Realizing that I had left my place on the rock and was now standing, I watched in awe at the change across the valley before me. Those who had stayed in bed for those last minutes of sleep had missed a spectacle almost too wondrous to describe. The passage of time played no part whatsoever in the magnificent event that I had just witnessed. Time had seemed to stand still there on the hilltop where I was standing.

The feeling of just how small man is when compared to the vastness of our universe seemed to settle around my shoulders. I was reminded again that man does not and cannot control the happenings of our universe. We are here only because we are allowed to be here.

The bright morning sun had now pushed the remaining shadows from the high hill. The morning activities had by now gotten into full swing in the huge valley and the high hills that bordered it. The fresh air further lifted my spirits as the events that I had just witnessed raced again through my mind. A feeling of sorrow again came over me for those who had missed that which I had just been allowed to be a part of.

As I made my way out to the paved road, the quietness of the morning  seemed to draw me ever so strongly toward the distant hills to the north. I yet had time to take just a short ride up through the hills before returning home to begin the morning. A few minutes more wouldn’t make any difference; the fresh morning air beckoned me onward. Just a few miles more, then I would turn around and make my way south to my driveway from where I had started.

The plush green beauty of the countryside was almost breathtaking. As the winding road seemed to weave its way through what looked like tunnels of the standing timber, I knew that I had made the right decision to come this way on this most beautiful morning. I had been a part of a morning worship in which not many get to participate. I had witnessed God’s handiwork at its greatest.

As I sped along admiring the beauty around me, I must have lost track of time. Glancing at the speedometer of my motorcycle, I realized I had ridden over 56 miles since leaving my driveway this morning before sunrise. Oh well, I can always blame my wanderings on that mean old vagabond blood that flows through my veins. But then again, that vagabond blood has its good points too – wouldn’t trade it for anything.
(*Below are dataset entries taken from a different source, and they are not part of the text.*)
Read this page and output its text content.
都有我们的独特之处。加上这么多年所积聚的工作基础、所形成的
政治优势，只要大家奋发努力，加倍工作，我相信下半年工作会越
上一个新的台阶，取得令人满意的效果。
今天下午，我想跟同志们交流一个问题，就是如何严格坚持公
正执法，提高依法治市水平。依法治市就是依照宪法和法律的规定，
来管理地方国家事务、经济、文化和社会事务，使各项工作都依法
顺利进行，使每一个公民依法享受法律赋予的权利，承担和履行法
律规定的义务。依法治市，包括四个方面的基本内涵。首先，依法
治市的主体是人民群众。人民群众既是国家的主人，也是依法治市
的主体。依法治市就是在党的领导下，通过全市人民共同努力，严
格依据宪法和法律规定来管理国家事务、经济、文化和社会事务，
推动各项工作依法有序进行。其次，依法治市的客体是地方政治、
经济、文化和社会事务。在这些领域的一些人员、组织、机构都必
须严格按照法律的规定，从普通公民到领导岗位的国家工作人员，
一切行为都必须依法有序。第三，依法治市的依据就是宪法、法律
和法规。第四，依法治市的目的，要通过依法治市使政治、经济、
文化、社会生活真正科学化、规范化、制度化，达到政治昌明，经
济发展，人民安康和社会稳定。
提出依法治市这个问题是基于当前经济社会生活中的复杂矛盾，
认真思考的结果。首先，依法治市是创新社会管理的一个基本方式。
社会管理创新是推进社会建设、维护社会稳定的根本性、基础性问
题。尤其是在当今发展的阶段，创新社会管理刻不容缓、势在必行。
(Singleton, the author of the 1991 book “Of Foxfire and Phantom Soldiers,” passed away at the age of 79 on July 19, 2007. A longtime resident of Monroeville, he was born on Dec. 14, 1927 in Marengo County, graduated from Sweet Water High School, served in the Korean War, lived for a time among Apache Indians, moved to Monroe County on June 28, 1964 and served as the administrator of the Monroeville National Guard unit from 1964 to 1987. For years, Singleton’s column “Somewhere in Time” appeared in The Monroe Journal, and he wrote a lengthy series of articles about Monroe County that appeared in Alabama Life magazine. Some of his earlier columns also appeared under the heading of “Monroe County History: Did You Know?” He is buried in Pineville Cemetery in Monroeville. The column above and all of Singleton’s other columns are available to the public through the microfilm records at the Monroe County Public Library in Monroeville. Singleton’s columns are presented here each week for research and scholarship purposes and as part of an effort to keep his work and memory alive.)